Les contrats perdus par Scopelec sont allés aux sociétés Solution 30 en Occitanie, Spie dans les Pays de la Loire, Sade en Bourgogne-Franche-Comté, ainsi que Vinci et Constructel.
De son côté, Sogetrel, spécialisé dans la fibre et les réseaux très haut débit, a perdu fin 2021 le marché d'Orange dans le Nord et les Pays de la Loire, et gagné des marchés notamment dans le Sud et le Sud-Ouest à compter de fin mars.
Ses salariés de l'équipementier ont entamé une grève lundi, pour protester contre les mutations imposées à 600 employés dans le Nord, en Haute-Marne, en Champagne-Ardennes, en Normandie et dans les Pays de la Loire, selon Teddy Stevance, représentant syndical au CSE.

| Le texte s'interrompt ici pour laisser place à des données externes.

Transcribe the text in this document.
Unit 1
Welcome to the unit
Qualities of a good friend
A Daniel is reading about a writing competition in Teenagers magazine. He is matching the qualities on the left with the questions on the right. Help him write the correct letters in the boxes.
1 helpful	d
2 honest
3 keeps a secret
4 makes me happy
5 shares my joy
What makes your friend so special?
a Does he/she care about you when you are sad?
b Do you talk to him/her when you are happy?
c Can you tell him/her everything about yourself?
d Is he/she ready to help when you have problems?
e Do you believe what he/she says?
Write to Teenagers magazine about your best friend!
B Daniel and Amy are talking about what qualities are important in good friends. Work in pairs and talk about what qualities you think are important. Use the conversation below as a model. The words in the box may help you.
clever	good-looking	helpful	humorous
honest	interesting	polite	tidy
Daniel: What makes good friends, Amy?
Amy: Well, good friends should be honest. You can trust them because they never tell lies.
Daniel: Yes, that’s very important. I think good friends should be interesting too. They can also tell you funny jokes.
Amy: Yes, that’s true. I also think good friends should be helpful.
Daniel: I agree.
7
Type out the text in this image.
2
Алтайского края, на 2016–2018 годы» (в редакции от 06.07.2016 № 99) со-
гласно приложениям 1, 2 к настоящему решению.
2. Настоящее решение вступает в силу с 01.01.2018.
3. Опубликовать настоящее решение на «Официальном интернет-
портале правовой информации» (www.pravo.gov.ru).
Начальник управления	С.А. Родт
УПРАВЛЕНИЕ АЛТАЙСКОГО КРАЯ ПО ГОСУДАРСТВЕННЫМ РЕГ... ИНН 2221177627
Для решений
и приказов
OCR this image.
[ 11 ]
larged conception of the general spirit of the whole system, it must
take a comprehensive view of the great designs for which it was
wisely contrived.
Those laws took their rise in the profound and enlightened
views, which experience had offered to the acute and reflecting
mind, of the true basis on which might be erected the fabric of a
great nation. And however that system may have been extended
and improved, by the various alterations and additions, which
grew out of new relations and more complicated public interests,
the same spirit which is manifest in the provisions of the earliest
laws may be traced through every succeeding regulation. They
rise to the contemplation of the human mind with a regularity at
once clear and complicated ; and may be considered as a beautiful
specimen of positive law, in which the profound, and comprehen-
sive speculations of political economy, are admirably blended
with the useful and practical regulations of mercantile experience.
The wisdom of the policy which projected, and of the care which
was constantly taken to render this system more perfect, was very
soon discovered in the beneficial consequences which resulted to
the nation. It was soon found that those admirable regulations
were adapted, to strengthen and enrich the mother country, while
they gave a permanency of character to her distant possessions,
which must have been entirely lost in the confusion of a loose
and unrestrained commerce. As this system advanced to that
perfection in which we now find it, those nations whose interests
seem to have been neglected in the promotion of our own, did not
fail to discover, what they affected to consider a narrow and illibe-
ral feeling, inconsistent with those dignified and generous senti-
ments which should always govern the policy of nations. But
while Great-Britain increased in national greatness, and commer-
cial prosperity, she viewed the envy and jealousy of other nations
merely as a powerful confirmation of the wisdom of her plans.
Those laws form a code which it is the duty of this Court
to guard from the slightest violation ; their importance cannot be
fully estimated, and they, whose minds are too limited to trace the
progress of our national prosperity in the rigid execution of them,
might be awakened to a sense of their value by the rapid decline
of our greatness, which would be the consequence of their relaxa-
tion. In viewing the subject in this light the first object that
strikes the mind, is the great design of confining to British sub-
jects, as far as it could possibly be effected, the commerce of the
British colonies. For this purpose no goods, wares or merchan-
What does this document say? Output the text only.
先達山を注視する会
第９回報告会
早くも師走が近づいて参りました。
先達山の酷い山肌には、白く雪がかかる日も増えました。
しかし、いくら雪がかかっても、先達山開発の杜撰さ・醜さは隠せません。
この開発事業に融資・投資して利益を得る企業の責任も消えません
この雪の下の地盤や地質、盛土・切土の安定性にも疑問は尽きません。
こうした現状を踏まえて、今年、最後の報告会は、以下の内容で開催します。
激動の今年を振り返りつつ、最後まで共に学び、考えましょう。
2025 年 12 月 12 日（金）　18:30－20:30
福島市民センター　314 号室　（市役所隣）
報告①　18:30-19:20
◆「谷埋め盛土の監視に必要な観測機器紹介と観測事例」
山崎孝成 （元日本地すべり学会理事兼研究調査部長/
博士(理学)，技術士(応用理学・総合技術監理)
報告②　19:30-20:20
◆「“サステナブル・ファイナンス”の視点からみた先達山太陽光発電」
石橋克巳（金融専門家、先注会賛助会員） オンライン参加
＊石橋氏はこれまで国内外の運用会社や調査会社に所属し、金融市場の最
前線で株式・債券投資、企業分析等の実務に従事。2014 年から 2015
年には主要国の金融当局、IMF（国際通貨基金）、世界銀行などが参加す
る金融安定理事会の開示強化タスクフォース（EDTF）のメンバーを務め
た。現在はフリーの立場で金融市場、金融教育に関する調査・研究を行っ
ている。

La direction souhaite envoyer nombre de ces salariés vers l'Occitanie ou l'Aquitaine, menaçant de licenciement les réfractaires, selon ce syndicaliste CGT.
"Le problème, c'est que la clause de mobilité est la même du cadre jusqu'à l'ouvrier", a expliqué M. Stevance. "On n'a pas les mêmes revenus, pas le même salaire. Un ouvrier qui touche 1 200 ou 1 300 euros, quand on voit les prix des loyers dans le sud, ce n'est pas possible."
La direction a indiqué mercredi à l'AFP avoir "instauré un dialogue social" dès novembre, et proposé des formations, une soixantaine de postes locaux, et plusieurs centaines de postes dans d'autres régions, sur lesquels "une centaine de collaborateurs se sont positionnés".
Le président de la Communauté d'agglomération Hénin-Carvin, Christophe Pilch, a évoqué la possibilité de transférer certains postes au concurrent de Sogetrel ayant remporté l'appel d'offres d'Orange.
Il a appelé la direction à la "discussion" sur la mise en place d'un plan de sauvegarde de l'emploi, pour mieux accompagner les salariés qui devront être licenciés.